Мы вышли из дома, и оказалось, что Тапело ждет нас на улице. Она стояла, прислонившись к машине. Такая же чистенькая и аккуратная, как всегда. Шарфик на шее, сумка через плечо. Волосы все так же собраны в узел.
– Как-то вы поздно встаете, – сказала она. – Нам по пути?
– Нет, – отрезала Хендерсон.
– А вам куда?
– В прямо противоположную сторону.
– Ага, мне тоже туда.
– Что вообще за дела? Откуда она узнала, где мы остановились?
– А я доктор? – сказал Павлин.
– Она была с нами в машине, – сказала я, – вчера, когда мы спрашивали дорогу.
– Слушай, Марлин, – сказала Тапело. – Я не знаю, куда вы едете, мне все равно. Но возьмите меня с собой.

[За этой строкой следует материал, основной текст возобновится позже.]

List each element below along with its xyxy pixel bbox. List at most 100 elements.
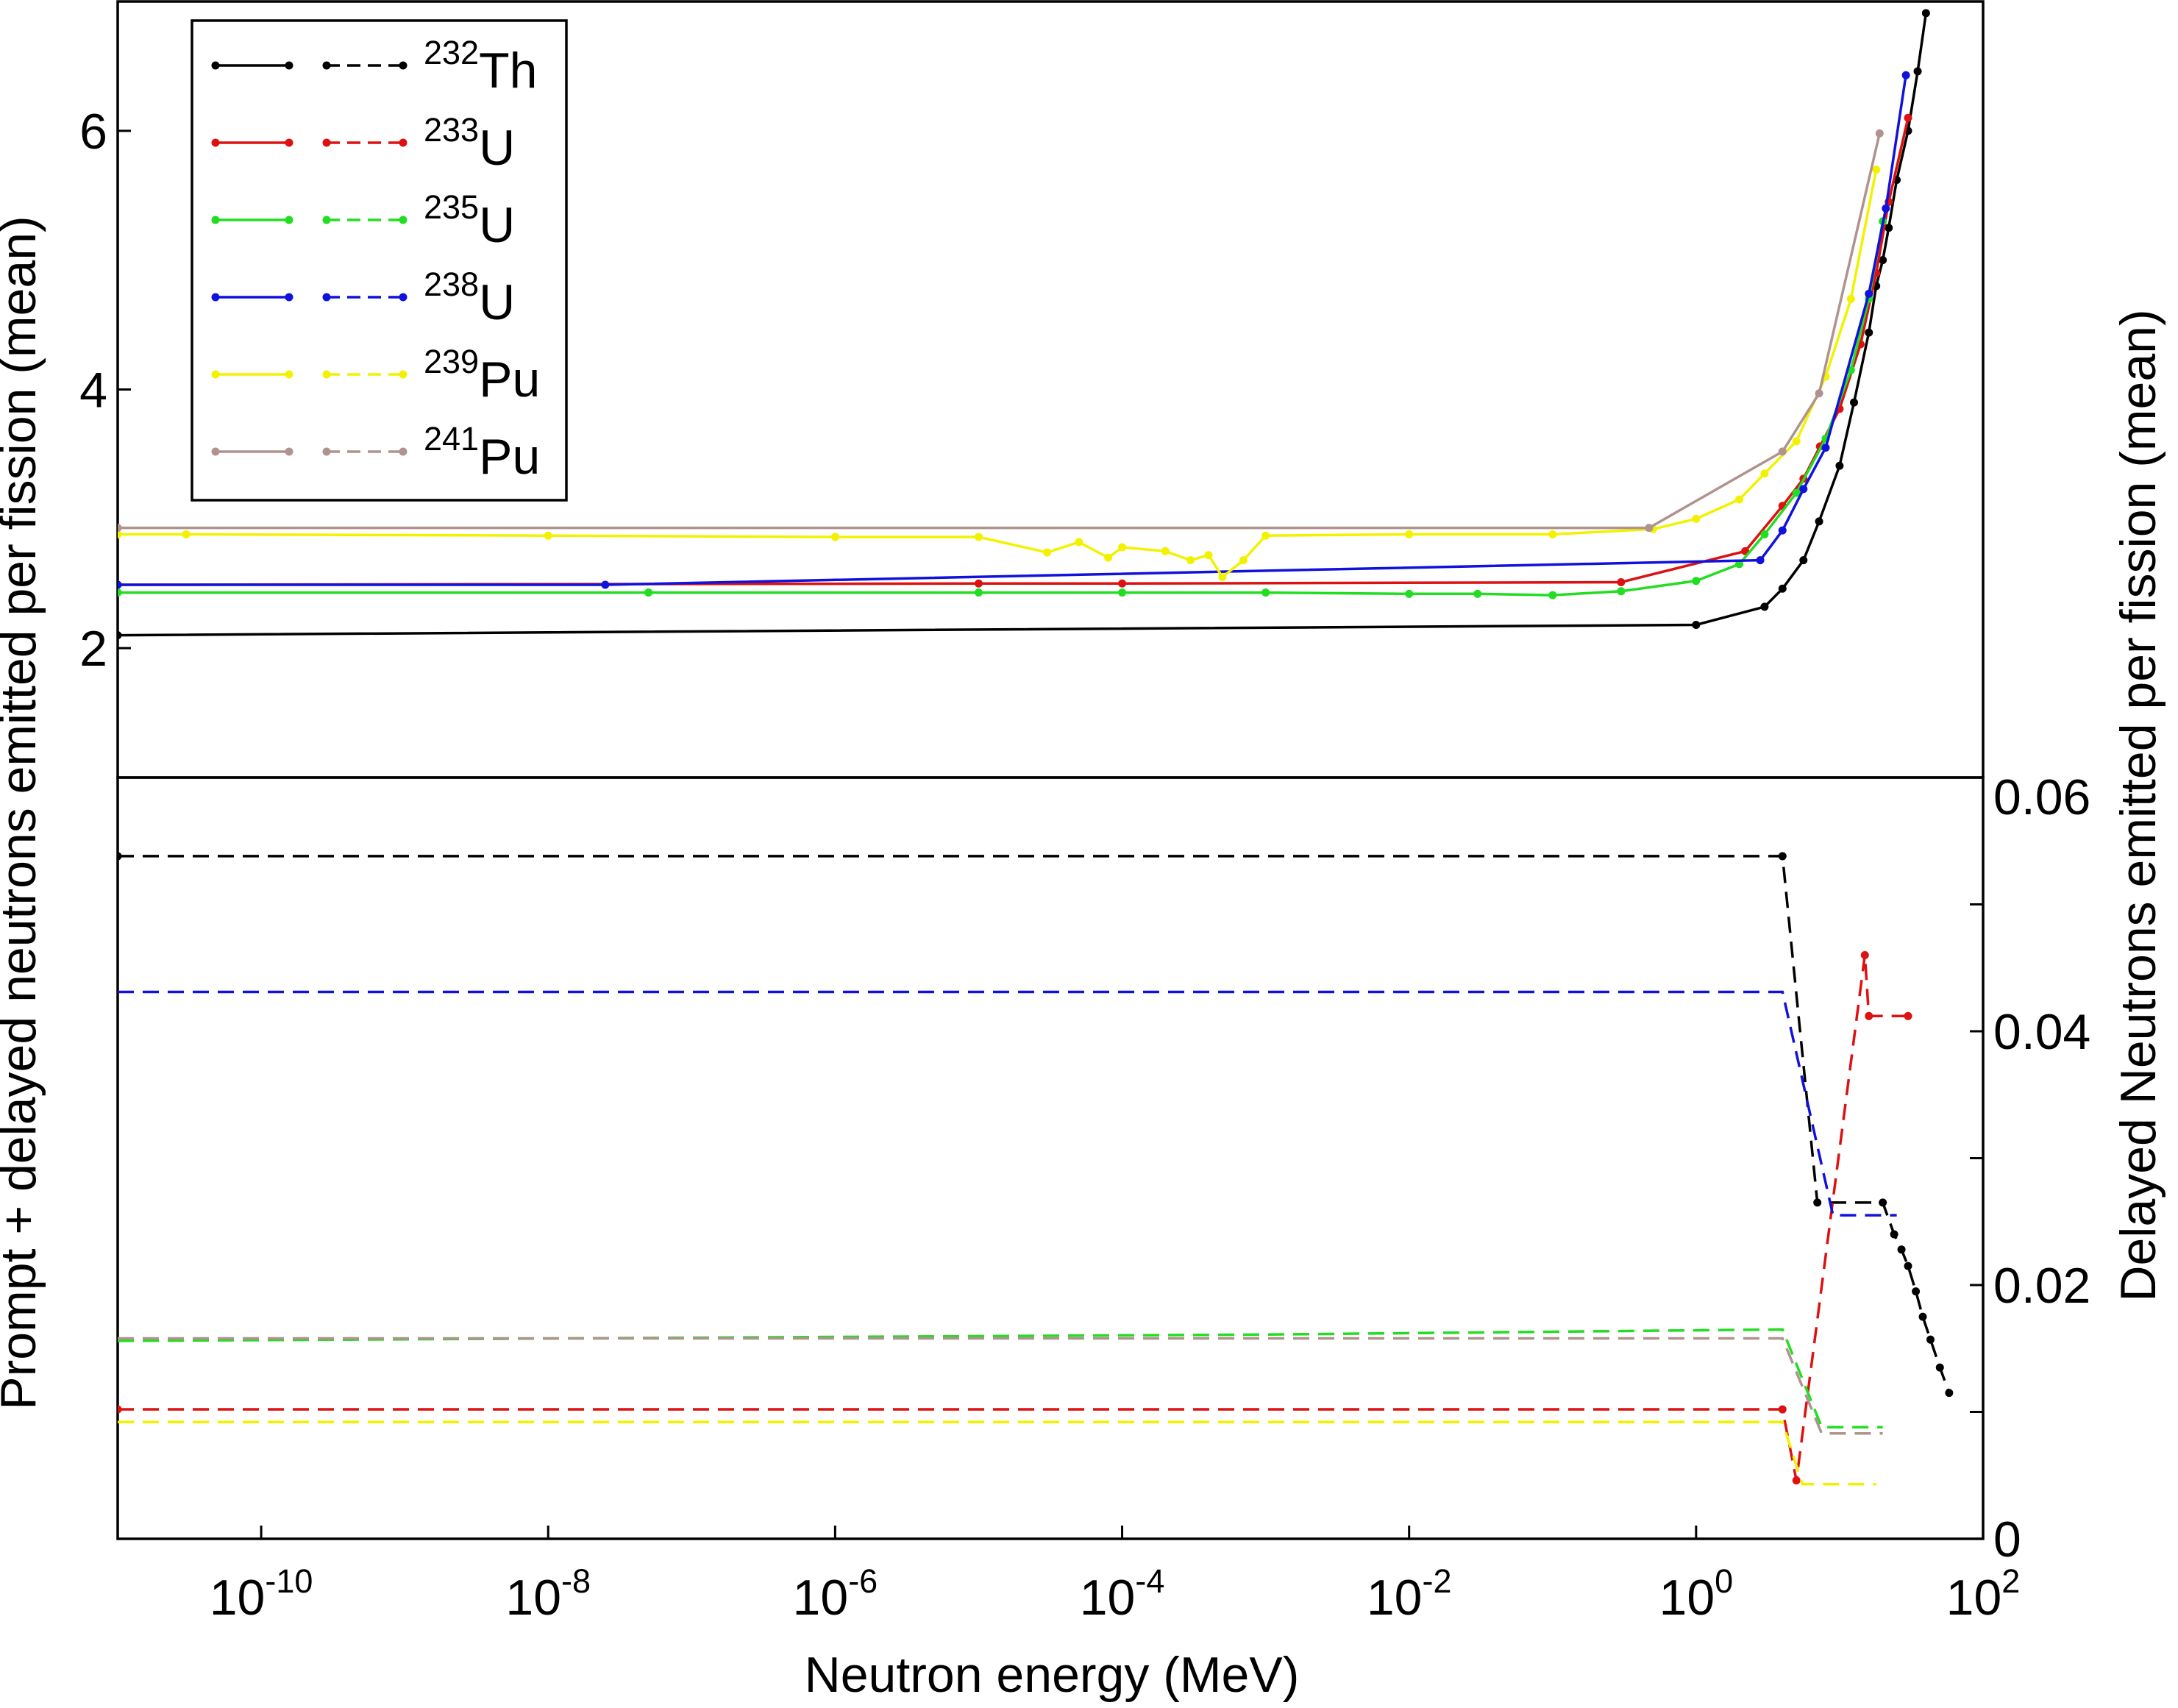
legend-name: U [479, 120, 515, 176]
data-point [601, 580, 610, 589]
data-point [1935, 1363, 1944, 1372]
data-point [1799, 556, 1808, 565]
delayed-line [118, 955, 1908, 1481]
data-point [1890, 1230, 1898, 1239]
legend-dot [322, 293, 331, 302]
legend-dot [285, 216, 293, 224]
x-tick-exponent: 2 [2001, 1562, 2020, 1600]
data-point [1692, 577, 1701, 586]
series-group [118, 9, 1930, 640]
x-tick-label: 10-10 [210, 1562, 313, 1626]
legend-dot [399, 61, 408, 70]
data-point [1075, 538, 1083, 547]
y-tick-label: 6 [79, 104, 107, 160]
series-group [118, 1420, 1876, 1486]
data-point [1897, 1245, 1906, 1254]
x-tick-label: 10-2 [1367, 1562, 1452, 1626]
series-group [118, 1328, 1883, 1428]
data-point [1815, 389, 1823, 398]
data-point [1865, 328, 1873, 337]
legend-dot [399, 216, 408, 224]
data-point [118, 524, 122, 533]
data-point [1945, 1389, 1954, 1398]
series-group [118, 1337, 1883, 1435]
x-tick-exponent: -10 [265, 1562, 313, 1600]
legend-dot [399, 370, 408, 379]
delayed-line [118, 1328, 1883, 1428]
x-tick-exponent: -2 [1423, 1562, 1452, 1600]
data-point [1760, 530, 1769, 538]
legend-name: Th [479, 43, 537, 99]
legend-name: Pu [479, 352, 540, 408]
x-tick-base: 10 [1946, 1570, 2002, 1626]
data-point [1617, 587, 1626, 596]
bottom-panel-frame [116, 776, 1985, 1540]
data-point [974, 579, 983, 588]
data-point [1118, 579, 1127, 588]
x-tick-label: 10-6 [793, 1562, 878, 1626]
legend-dot [322, 138, 331, 147]
legend-dot [211, 293, 220, 302]
data-point [1904, 113, 1912, 122]
delayed-line [118, 1337, 1883, 1435]
data-point [1760, 469, 1769, 478]
data-point [1778, 584, 1787, 593]
legend-dot [285, 293, 293, 302]
data-point [1186, 556, 1195, 565]
data-point [1760, 602, 1769, 611]
data-point [1645, 524, 1654, 533]
data-point [1692, 621, 1701, 630]
delayed-line [118, 1420, 1876, 1486]
y2-tick-label: 0.06 [1993, 769, 2090, 825]
y-axis-label: Prompt + delayed neutrons emitted per fi… [0, 216, 46, 1409]
data-point [1904, 1262, 1912, 1270]
data-point [1104, 553, 1113, 562]
total-line [118, 13, 1928, 637]
y-tick-label: 2 [79, 621, 107, 677]
legend-dot [399, 293, 408, 302]
x-tick-base: 10 [505, 1570, 561, 1626]
data-point [1792, 437, 1801, 446]
data-point [1473, 589, 1482, 598]
data-point [544, 531, 552, 540]
data-point [1882, 204, 1890, 213]
legend-dot [399, 138, 408, 147]
legend-label: 235U [424, 188, 515, 253]
data-point [1617, 577, 1626, 586]
x-tick-label: 100 [1659, 1562, 1734, 1626]
legend-mass: 232 [424, 34, 479, 71]
y-tick-label: 4 [79, 363, 107, 419]
data-point [1735, 560, 1744, 569]
data-point [1118, 543, 1127, 552]
data-point [1901, 71, 1910, 79]
legend-dot [322, 447, 331, 456]
legend-dot [285, 138, 293, 147]
legend-mass: 239 [424, 343, 479, 380]
y2-tick-label: 0 [1993, 1512, 2021, 1568]
x-tick-exponent: -8 [561, 1562, 591, 1600]
legend-dot [211, 138, 220, 147]
data-point [1865, 1011, 1873, 1020]
legend-dot [399, 447, 408, 456]
data-point [1778, 447, 1787, 456]
legend-dot [322, 216, 331, 224]
series-group [118, 129, 1884, 533]
data-point [1161, 547, 1170, 555]
y2-tick-label: 0.02 [1993, 1258, 2090, 1314]
data-point [1835, 461, 1844, 470]
series-group [118, 990, 1897, 1217]
series-group [118, 852, 1954, 1398]
data-point [1926, 1335, 1935, 1344]
x-tick-label: 10-8 [505, 1562, 591, 1626]
data-point [1860, 951, 1869, 959]
data-point [1405, 530, 1414, 538]
legend-name: U [479, 197, 515, 253]
x-tick-base: 10 [1659, 1570, 1715, 1626]
data-point [1692, 514, 1701, 523]
data-point [1778, 852, 1787, 861]
data-point [1792, 1476, 1801, 1485]
legend-mass: 233 [424, 111, 479, 149]
x-tick-exponent: -6 [848, 1562, 878, 1600]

Только дотуда.
– Это очень далеко.
– Мне все равно. И если что, я могу сесть за руль.
– Сесть за руль? – переспросила Хендерсон. – А тебе сколько годиков, девочка?
– Я умею водить. Я хорошо вожу, правда.
Хендерсон повернулась ко мне.
– Марлин, ты можешь как-нибудь от нее избавиться?
– Да чем она нам помешает?
– Что?
– Да пусть едет, – сказала я.
– Только за руль я ее не пущу, – сказал Павлин.
– Садись в машину, – рявкнула Хендерсон.
– Уже сел.
Павлин уселся на водительское сиденье.
– Ладно, – сказала Хендерсон. – Вот что мы сейчас сделаем. Как можно скорее уедем из этого мрачного места. Найдем кафе где-нибудь у дороги и нормально позавтракаем. Настоящей едой. А потом мы поедем дальше, а девчонка останется там, в кафе. Без разговоров. Да? Марлин?
– Да, хорошо.
– Сама поражаюсь, какая я сегодня добрая.
Так начинается день.
На запад, к лондонской окружной. Солнца почти не видно, оно бледное-бледное, почти такого же цвета, как небо. По-моему, где-то мы повернули не туда. Проехали мимо маленькой деревеньки, которая еще строилась. Стены домов были выкрашены в яркие основные цвета. Там не было ни заборов, ни нормальных садов: только зелень травы и прямые гравийные дорожки. Мы проехали через деревню под объективами камер слежения. Только в демонстрационном доме наблюдались какие-то признаки жизни: молодые родители, двое детишек. Когда мы проезжали мимо, они нам помахали, как старым знакомым.
– И чего они лыбятся, интересно? – спросила Хендерсон.
– Им все обеспечат по полной программе, по последнему слову техники, – сказал Павлин. – Электронный «Просвет», все дела.
– Ты так думаешь?
– Да. Ты глянь, какие у них тут камеры, и спутниковые антенны на каждом доме.
– Ну да. У них все по полной программе, а мы опять в полной жопе.
– Кстати, а где мы?
– А хрен его знает. – Хендерсон пролистала атлас автомобильных дорог. – На картах этого места нет.
– Мы что, заблудились? – спросила Тапело.
– Не знаю.
– Не знаешь?
– Там, где я был, – сказал Павлин, – вообще нету карт. Зато есть дыры в земле.
– И где ты был?
Мимо, по встречной полосе, проехала маленькая оранжевая машина.
– А, понятно, – сказала Тапело. – Ты был на войне?
– Ну, недолго.
– Ух ты. Так вот откуда у тебя пистолет.
– Не твоего ума дело.
– И ты убивал людей? Много убил?
– Много, бля. Даже слишком. А теперь помолчи.
– Хорошо.
– А то у меня мозги сводит, – сказала Хендерсон.
– Почему? – спросила Тапело. – Ты разве не приняла «Просвет» утром?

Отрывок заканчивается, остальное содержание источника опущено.